I believe that I have found the PMF of a truncated geometric distribution, however I want to verify that this is a valid PMF by showing its sum is equal to 1. In the following PMF, the random variable x is bounded between a and b:

$ P(X = x) = \frac{p(1-p)^x}{(1-p)^a-(1-p)^b}$

Given a, b, and p are all constants (a and b are both positive integers, and 0 < p < 1), is it possible to show that the summation is equal to 1:

$\sum_{x=a}^b P(X=x) = 1$ ?

The sum is a geometric series of the form $$\sum_{i=0}^{b-a} \alpha z^i=\alpha\frac{1-z^{b-a+1}}{1-z}$$ where:$$\begin{align} \alpha&=\frac{p(1-p)^a}{(1-p)^a-(1-p)^b}\\ z&=1-p \end{align} $$

So the sum you get is $$\frac{p(1-p)^a}{(1-p)^a-(1-p)^b}\cdot\frac{1-(1-p)^{b-a+1}}{p}\\=\frac{(1-p)^a-(1-p)^{b+1}}{(1-p)^a-(1-p)^{b}}$$

That is not $1,$ but it becomes $1$ if you change the sum to $\sum_{x=a}^{b-1},$ or if you change the $b$ in the denominator of $P(X=x)$ to $b+1.$

Notice that the only variable of the sum is at the numerator. $x$ runs from $a$ to $b$, two values.

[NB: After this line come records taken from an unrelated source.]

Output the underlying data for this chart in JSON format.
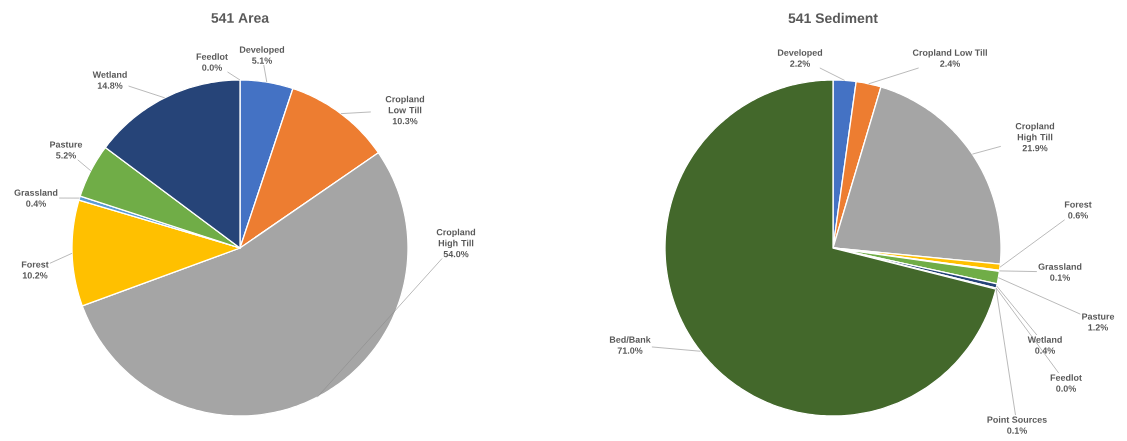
{
  "chart_data": [
    {
      "type": "pie",
      "title": "541 Area",
      "categories": [
        "Developed",
        "Cropland Low Till",
        "Cropland High Till",
        "Forest",
        "Grassland",
        "Pasture",
        "Wetland",
        "Feedlot"
      ],
      "values": [
        5.1,
        10.3,
        54.0,
        10.2,
        0.4,
        5.2,
        14.8,
        0.0
      ],
      "value_labels": [
        "5.1%",
        "10.3%",
        "54.0%",
        "10.2%",
        "0.4%",
        "5.2%",
        "14.8%",
        "0.0%"
      ],
      "colors": [
        "#4472c4",
        "#ed7d31",
        "#a5a5a5",
        "#ffc000",
        "#5b9bd5",
        "#70ad47",
        "#264478",
        "#9e480e"
      ]
    },
    {
      "type": "pie",
      "title": "541 Sediment",
      "categories": [
        "Developed",
        "Cropland Low Till",
        "Cropland High Till",
        "Forest",
        "Grassland",
        "Pasture",
        "Wetland",
        "Feedlot",
        "Point Sources",
        "Bed/Bank"
      ],
      "values": [
        2.2,
        2.4,
        21.9,
        0.6,
        0.1,
        1.2,
        0.4,
        0.0,
        0.1,
        71.0
      ],
      "value_labels": [
        "2.2%",
        "2.4%",
        "21.9%",
        "0.6%",
        "0.1%",
        "1.2%",
        "0.4%",
        "0.0%",
        "0.1%",
        "71.0%"
      ],
      "colors": [
        "#4472c4",
        "#ed7d31",
        "#a5a5a5",
        "#ffc000",
        "#5b9bd5",
        "#70ad47",
        "#264478",
        "#9e480e",
        "#636363",
        "#43682b"
      ]
    }
  ]
}
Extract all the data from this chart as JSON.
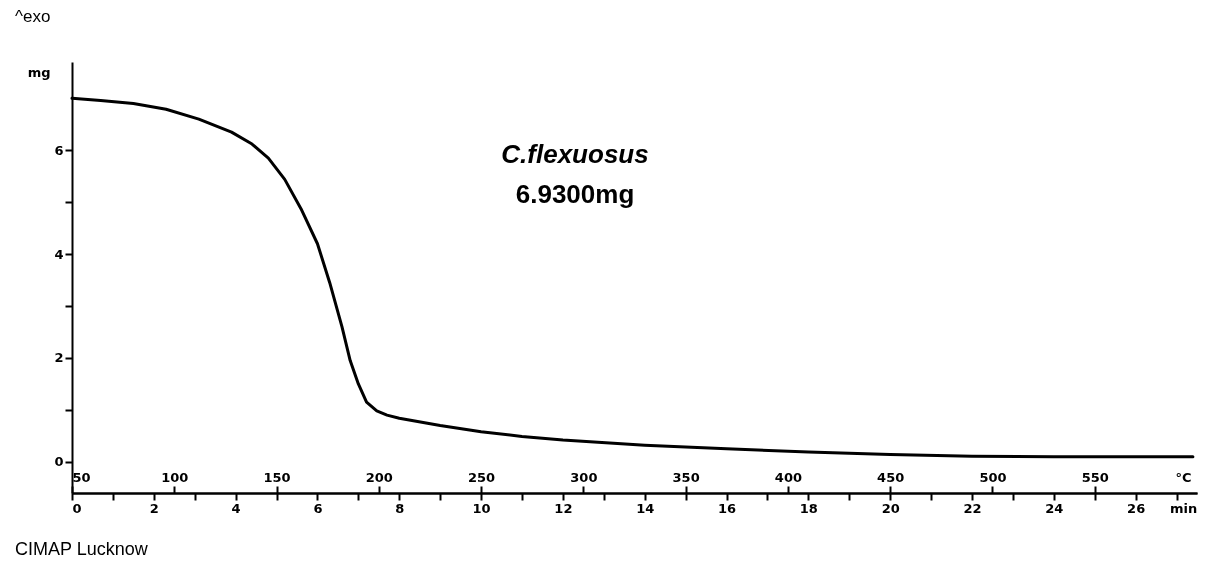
{
  "chart_data": {
    "type": "line",
    "title": "^exo",
    "xlabel": "min",
    "x2label": "°C",
    "ylabel": "mg",
    "annotations": [
      "C.flexuosus",
      "6.9300mg",
      "CIMAP Lucknow"
    ],
    "x": [
      0,
      0.7,
      1.5,
      2.3,
      3.1,
      3.9,
      4.4,
      4.8,
      5.2,
      5.6,
      6.0,
      6.3,
      6.6,
      6.8,
      7.0,
      7.2,
      7.45,
      7.7,
      8.0,
      9,
      10,
      11,
      12,
      14,
      16,
      18,
      20,
      22,
      24,
      26,
      27.4
    ],
    "series": [
      {
        "color": "#000000",
        "values": [
          7.0,
          6.96,
          6.9,
          6.79,
          6.6,
          6.35,
          6.12,
          5.85,
          5.44,
          4.87,
          4.2,
          3.45,
          2.6,
          1.95,
          1.5,
          1.15,
          0.98,
          0.9,
          0.84,
          0.7,
          0.58,
          0.49,
          0.42,
          0.32,
          0.25,
          0.19,
          0.14,
          0.11,
          0.1,
          0.1,
          0.1
        ]
      }
    ],
    "xlim": [
      0,
      27.5
    ],
    "xticks": [
      0,
      {
        "value": 1,
        "label": null
      },
      2,
      {
        "value": 3,
        "label": null
      },
      4,
      {
        "value": 5,
        "label": null
      },
      6,
      {
        "value": 7,
        "label": null
      },
      8,
      {
        "value": 9,
        "label": null
      },
      10,
      {
        "value": 11,
        "label": null
      },
      12,
      {
        "value": 13,
        "label": null
      },
      14,
      {
        "value": 15,
        "label": null
      },
      16,
      {
        "value": 17,
        "label": null
      },
      18,
      {
        "value": 19,
        "label": null
      },
      20,
      {
        "value": 21,
        "label": null
      },
      22,
      {
        "value": 23,
        "label": null
      },
      24,
      {
        "value": 25,
        "label": null
      },
      26,
      {
        "value": 27,
        "label": null
      }
    ],
    "x2lim": [
      50,
      600
    ],
    "x2ticks": [
      50,
      100,
      150,
      200,
      250,
      300,
      350,
      400,
      450,
      500,
      550
    ],
    "ylim": [
      -0.6,
      7.7
    ],
    "yticks": [
      0,
      {
        "value": 1,
        "label": null
      },
      2,
      {
        "value": 3,
        "label": null
      },
      4,
      {
        "value": 5,
        "label": null
      },
      6
    ],
    "grid": false,
    "legend": false,
    "marker": "none",
    "line_style": "solid"
  }
}
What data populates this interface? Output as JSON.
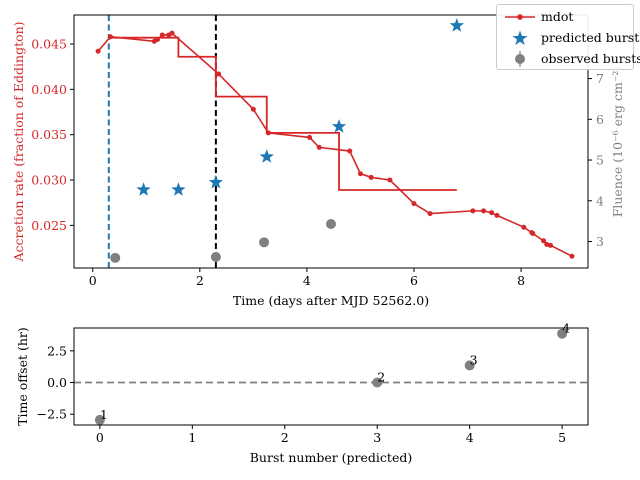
{
  "colors": {
    "mdot": "#d62728",
    "predicted": "#1f77b4",
    "observed": "#808080",
    "fluence_axis": "#808080",
    "vline_start": "#1f77b4",
    "vline_ref": "#000000",
    "zero_line": "#808080"
  },
  "chart_data": [
    {
      "type": "line",
      "xlabel": "Time (days after MJD 52562.0)",
      "ylabel": "Accretion rate (fraction of Eddington)",
      "ylabel_right": "Fluence (10⁻⁶ erg cm⁻²)",
      "xlim": [
        -0.35,
        9.25
      ],
      "ylim": [
        0.0203,
        0.0482
      ],
      "ylim_right": [
        2.35,
        8.56
      ],
      "xticks": [
        "0",
        "2",
        "4",
        "6",
        "8"
      ],
      "xtick_values": [
        0,
        2,
        4,
        6,
        8
      ],
      "yticks": [
        "0.025",
        "0.030",
        "0.035",
        "0.040",
        "0.045"
      ],
      "ytick_values": [
        0.025,
        0.03,
        0.035,
        0.04,
        0.045
      ],
      "yticks_right": [
        "3",
        "4",
        "5",
        "6",
        "7"
      ],
      "ytick_values_right": [
        3,
        4,
        5,
        6,
        7
      ],
      "legend": [
        "mdot",
        "predicted bursts",
        "observed bursts"
      ],
      "legend_position": "top-right",
      "series": [
        {
          "name": "mdot",
          "style": "line-with-points",
          "x": [
            0.1,
            0.33,
            1.15,
            1.21,
            1.3,
            1.42,
            1.48,
            2.35,
            3.0,
            3.28,
            4.05,
            4.23,
            4.8,
            5.0,
            5.2,
            5.55,
            6.0,
            6.3,
            7.1,
            7.3,
            7.45,
            7.55,
            8.05,
            8.2,
            8.22,
            8.42,
            8.48,
            8.55,
            8.95
          ],
          "y": [
            0.0442,
            0.0458,
            0.0453,
            0.0455,
            0.046,
            0.046,
            0.0462,
            0.0417,
            0.0378,
            0.0352,
            0.0347,
            0.0336,
            0.0332,
            0.0307,
            0.0303,
            0.03,
            0.0274,
            0.0263,
            0.0266,
            0.0266,
            0.0264,
            0.0261,
            0.0248,
            0.0242,
            0.0241,
            0.0233,
            0.0229,
            0.0228,
            0.0216
          ]
        },
        {
          "name": "mdot-steps",
          "style": "step",
          "x": [
            0.3,
            1.6,
            1.6,
            2.3,
            2.3,
            3.25,
            3.25,
            4.6,
            4.6,
            6.8
          ],
          "y": [
            0.0457,
            0.0457,
            0.0436,
            0.0436,
            0.0392,
            0.0392,
            0.0352,
            0.0352,
            0.0289,
            0.0289
          ]
        },
        {
          "name": "predicted bursts",
          "style": "star",
          "axis": "right",
          "x": [
            0.95,
            1.6,
            2.3,
            3.25,
            4.6,
            6.8
          ],
          "y": [
            4.27,
            4.27,
            4.45,
            5.08,
            5.82,
            8.3
          ]
        },
        {
          "name": "observed bursts",
          "style": "circle",
          "axis": "right",
          "x": [
            0.42,
            2.3,
            3.2,
            4.45
          ],
          "y": [
            2.6,
            2.62,
            2.98,
            3.43
          ]
        }
      ],
      "vlines": [
        0.3,
        2.3
      ]
    },
    {
      "type": "scatter",
      "xlabel": "Burst number (predicted)",
      "ylabel": "Time offset (hr)",
      "xlim": [
        -0.28,
        5.28
      ],
      "ylim": [
        -3.35,
        4.3
      ],
      "xticks": [
        "0",
        "1",
        "2",
        "3",
        "4",
        "5"
      ],
      "xtick_values": [
        0,
        1,
        2,
        3,
        4,
        5
      ],
      "yticks": [
        "−2.5",
        "0.0",
        "2.5"
      ],
      "ytick_values": [
        -2.5,
        0,
        2.5
      ],
      "hline": 0,
      "points": [
        {
          "x": 0,
          "y": -2.95,
          "label": "1"
        },
        {
          "x": 3,
          "y": 0.0,
          "label": "2"
        },
        {
          "x": 4,
          "y": 1.35,
          "label": "3"
        },
        {
          "x": 5,
          "y": 3.85,
          "label": "4"
        }
      ]
    }
  ]
}
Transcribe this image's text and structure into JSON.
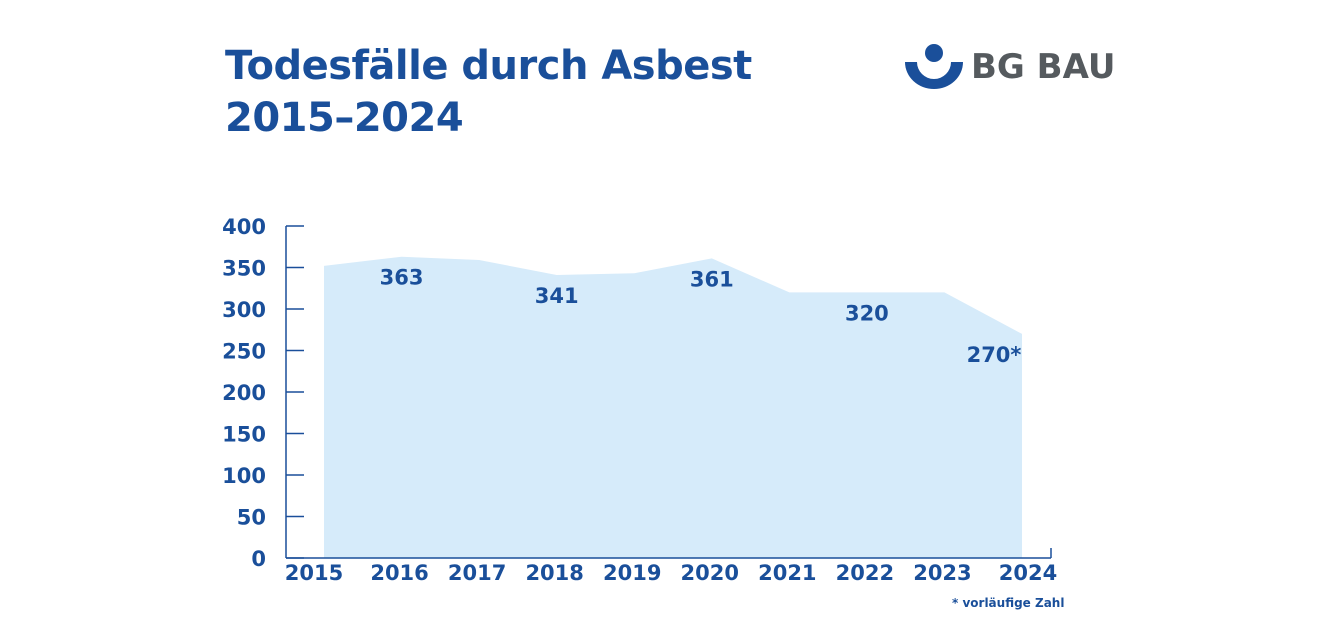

The series can be compute by pen, and gives the result

$$\frac{(1-p)^a+p (1-p)^b-(1-p)^b}{(1-p)^a-(1-p)^b}$$

Which can be simplified into

$$p \left(\frac{1}{1-(1-p)^{b-a}}-1\right)+1$$

Which as you can see it's not 1.

We have $$\sum_{x=a}^b \frac{p(1-p)^x}{(1-p)^a-(1-p)^b}\\= \frac{p}{(1-p)^a-(1-p)^b} \sum_{x=a}^b(1-p)^x\\ =\frac{p(1-p)^a}{(1-p)^a-(1-p)^b} \sum_{x=0}^{b-a}(1-p)^x\\ =\frac{p(1-p)^a}{(1-p)^a-(1-p)^b}\frac{(1-p)^{b-a+1}-1}{((1-p)-1}\\ =\frac{(1-p)^{b-a+1}-1}{(1-p)^{b-a}-1}$$ So the answer is no. But $$\sum_{x=a}^{b-1} \frac{p(1-p)^x}{(1-p)^a-(1-p)^{b}}=1$$